L’invisibilité politique du handicap

16 septembre 2026

Une personne sur cinq, mais aucune voix dans la campagne : lettre ouverte aux partis politiques et aux candidates et candidats aux élections québécoises

Un enfant vivant avec une déficience intellectuelle renvoyé de l’école à midi, faute de personnel pour le garder. Un jeune autiste de 21 ans qui perd tous ses services le jour de son anniversaire parce qu’une case administrative se ferme. Un intervenant qui change pour la quatrième fois en neuf mois. Aucune de ces scènes ne fera les manchettes. Pourtant, elles représentent le quotidien de milliers de familles au Québec.

Alors que les plateformes se succèdent et que les promesses se multiplient, un immense angle mort persiste : l’invisibilité des personnes en situation de handicap. Au Québec, une personne de 15 ans ou plus sur cinq vit avec une incapacité, soit environ 1,4 million de citoyennes et citoyens. Pourtant, dans les points de presse, les débats des chefs et les plateformes des partis, ces personnes demeurent largement absentes.

Cette invisibilité frappe encore plus durement les personnes ayant une déficience intellectuelle (DI) ou un trouble du spectre de l’autisme (TSA). Les barrières ne sont pas seulement physiques : elles sont sociales, cognitives, communicationnelles et institutionnelles. Sur le terrain, le constat des organismes communautaires, notamment celui de Parents pour la déficience intellectuelle (PARDI), est le même : les familles reçoivent en moyenne une demi-journée de services par semaine, alors que leurs besoins en commanderaient au minimum trois jours complets.

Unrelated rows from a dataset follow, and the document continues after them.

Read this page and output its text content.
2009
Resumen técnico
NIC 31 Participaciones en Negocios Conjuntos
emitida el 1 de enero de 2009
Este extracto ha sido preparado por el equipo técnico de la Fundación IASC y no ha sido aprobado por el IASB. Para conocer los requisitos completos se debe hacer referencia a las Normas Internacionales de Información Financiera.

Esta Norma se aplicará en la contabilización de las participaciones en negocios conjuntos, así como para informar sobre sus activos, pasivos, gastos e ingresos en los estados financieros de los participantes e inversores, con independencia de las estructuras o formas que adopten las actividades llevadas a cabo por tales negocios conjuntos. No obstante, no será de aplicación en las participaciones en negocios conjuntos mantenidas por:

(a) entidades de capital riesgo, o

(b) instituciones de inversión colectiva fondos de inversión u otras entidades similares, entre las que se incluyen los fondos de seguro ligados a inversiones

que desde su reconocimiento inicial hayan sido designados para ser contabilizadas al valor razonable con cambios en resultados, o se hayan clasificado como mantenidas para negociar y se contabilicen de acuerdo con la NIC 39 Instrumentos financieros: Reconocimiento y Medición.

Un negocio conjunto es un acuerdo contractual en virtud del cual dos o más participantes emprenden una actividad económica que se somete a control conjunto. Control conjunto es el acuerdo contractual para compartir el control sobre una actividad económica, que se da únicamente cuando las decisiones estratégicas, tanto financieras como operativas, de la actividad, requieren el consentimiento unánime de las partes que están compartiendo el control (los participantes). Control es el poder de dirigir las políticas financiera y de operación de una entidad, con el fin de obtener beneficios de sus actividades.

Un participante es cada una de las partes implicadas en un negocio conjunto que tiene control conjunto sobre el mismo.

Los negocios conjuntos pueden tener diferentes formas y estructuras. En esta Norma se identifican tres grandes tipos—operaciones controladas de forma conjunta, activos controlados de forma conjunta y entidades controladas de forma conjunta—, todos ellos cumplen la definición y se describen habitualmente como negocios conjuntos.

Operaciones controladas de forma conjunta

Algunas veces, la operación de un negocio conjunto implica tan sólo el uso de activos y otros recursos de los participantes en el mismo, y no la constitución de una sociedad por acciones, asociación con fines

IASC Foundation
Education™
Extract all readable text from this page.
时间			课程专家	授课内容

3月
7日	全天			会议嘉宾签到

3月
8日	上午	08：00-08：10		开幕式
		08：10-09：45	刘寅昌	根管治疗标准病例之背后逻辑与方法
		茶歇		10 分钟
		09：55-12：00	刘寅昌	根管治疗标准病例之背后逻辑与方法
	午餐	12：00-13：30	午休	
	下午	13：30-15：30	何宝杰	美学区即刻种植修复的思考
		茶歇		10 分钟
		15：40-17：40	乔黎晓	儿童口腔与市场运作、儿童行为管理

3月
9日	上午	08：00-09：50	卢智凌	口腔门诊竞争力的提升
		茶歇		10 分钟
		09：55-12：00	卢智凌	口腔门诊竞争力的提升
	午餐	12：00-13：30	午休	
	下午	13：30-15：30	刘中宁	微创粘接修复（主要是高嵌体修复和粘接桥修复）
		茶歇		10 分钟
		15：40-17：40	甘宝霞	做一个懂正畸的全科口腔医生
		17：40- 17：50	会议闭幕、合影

Face à cette réalité, le gouvernement sortant a annoncé une hausse de 3,69 % du budget consacré à la déficience intellectuelle et à l’autisme, tandis que certaines annonces électorales proposent des bonifications d’allocations ou des aides financières. Or, une aide financière seule ne crée pas de places d’accueil, ne forme pas de personnel qualifié et ne remplace pas un service de répit. Ce que réclament les familles, c’est une refonte complète et pérenne du filet social.

La gestion par « épisodes de services » rigides et morcelés doit également être repensée. Lorsqu’un épisode se termine, le dossier se referme et des familles déjà épuisées doivent recommencer leurs démarches. Cette logique tient peu compte de trajectoires de vie dont les besoins ne disparaissent pas après quelques semaines, mais durent souvent toute une vie. La transition vers la vie adulte demeure un précipice plutôt qu’un passage : les listes d’attente pour l’hébergement s’allongent, les services de répit se raréfient et les parents s’épuisent à porter, souvent seuls, la voix de leurs enfants.

Les organismes communautaires autonomes en DI-TSA jouent, eux, un rôle de filet de sécurité essentiel. Répit, accompagnement, activités de jour, soutien aux familles : ils pallient souvent les limites du réseau public. Leur financement demeure pourtant précaire et morcelé en projets ponctuels. Reconnaître leur contribution, c’est aussi leur donner les moyens de la poursuivre.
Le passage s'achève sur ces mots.